Taking a step back, the sampler is used for drawing qMC samples from a high-dimensional posterior distribution of a Gaussian Process model, which is an operation performed in the qNoisyExpectedImprovement acquisition function. The prune_baseline=True that you mentioned is designed to help speeding up things to only consider those trials that are / could be relevant to optimize further. Looking at the code, it seems that we don't handle the case when the input to that function are a lot of trials. I can put up a PR in botorch to fix this.

Is there a good reason that the multi-objective case has a lower limit? In hyperparameter search you generally need more trials for multi-objective experiments, not fewer.

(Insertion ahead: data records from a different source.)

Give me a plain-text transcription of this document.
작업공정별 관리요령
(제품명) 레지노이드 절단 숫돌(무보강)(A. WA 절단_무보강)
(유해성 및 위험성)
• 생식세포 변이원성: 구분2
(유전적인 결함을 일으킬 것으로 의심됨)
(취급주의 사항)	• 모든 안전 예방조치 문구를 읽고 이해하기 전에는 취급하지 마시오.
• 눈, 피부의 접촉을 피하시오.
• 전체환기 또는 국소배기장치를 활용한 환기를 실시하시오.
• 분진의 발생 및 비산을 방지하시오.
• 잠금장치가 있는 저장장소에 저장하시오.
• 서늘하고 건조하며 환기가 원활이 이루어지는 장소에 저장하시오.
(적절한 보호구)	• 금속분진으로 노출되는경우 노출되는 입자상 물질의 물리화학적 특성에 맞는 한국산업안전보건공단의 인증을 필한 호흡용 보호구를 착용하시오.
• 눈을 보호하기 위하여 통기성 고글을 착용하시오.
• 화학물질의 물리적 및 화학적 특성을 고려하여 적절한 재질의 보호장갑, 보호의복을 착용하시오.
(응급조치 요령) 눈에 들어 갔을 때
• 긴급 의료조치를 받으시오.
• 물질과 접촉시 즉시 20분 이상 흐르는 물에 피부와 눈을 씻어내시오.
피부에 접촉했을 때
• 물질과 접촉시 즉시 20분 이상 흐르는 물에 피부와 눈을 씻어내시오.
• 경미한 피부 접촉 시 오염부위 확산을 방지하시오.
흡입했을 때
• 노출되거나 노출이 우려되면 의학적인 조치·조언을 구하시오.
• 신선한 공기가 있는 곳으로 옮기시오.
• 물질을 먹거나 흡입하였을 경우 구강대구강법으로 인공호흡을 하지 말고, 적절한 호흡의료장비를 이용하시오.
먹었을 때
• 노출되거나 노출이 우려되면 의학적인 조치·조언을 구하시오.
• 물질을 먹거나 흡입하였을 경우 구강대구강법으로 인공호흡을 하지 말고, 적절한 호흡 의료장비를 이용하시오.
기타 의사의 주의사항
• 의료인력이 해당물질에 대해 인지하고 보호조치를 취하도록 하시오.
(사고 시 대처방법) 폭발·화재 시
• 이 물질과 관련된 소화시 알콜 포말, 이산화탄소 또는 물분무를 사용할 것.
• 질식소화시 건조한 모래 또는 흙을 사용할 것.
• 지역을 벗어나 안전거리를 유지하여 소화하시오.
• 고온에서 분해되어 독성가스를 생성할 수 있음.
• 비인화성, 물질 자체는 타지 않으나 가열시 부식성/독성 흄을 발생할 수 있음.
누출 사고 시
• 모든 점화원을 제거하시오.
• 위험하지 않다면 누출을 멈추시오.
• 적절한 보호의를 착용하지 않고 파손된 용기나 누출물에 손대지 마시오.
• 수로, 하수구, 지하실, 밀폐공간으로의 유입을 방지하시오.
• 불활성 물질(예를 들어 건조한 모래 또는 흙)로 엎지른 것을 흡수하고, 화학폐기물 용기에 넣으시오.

What's important here is the dimensionality of the distribution from which you sample. Since this distribution is in the outcome space, the dimension of that is q * m where q is the number of points considered jointly and m is the dimensionality of the output. So for the sampler to work you need n * q < 1111.

I tried setting "acquisition_function_kwargs" prune_baseline=False, but the error still eventually occurs on another codepath. So I haven't found a workaround.

Interesting, this shouldn't happen, will also take a look there. In this case you should definitely not need set prune_baseline to False, that will slow things down significantly.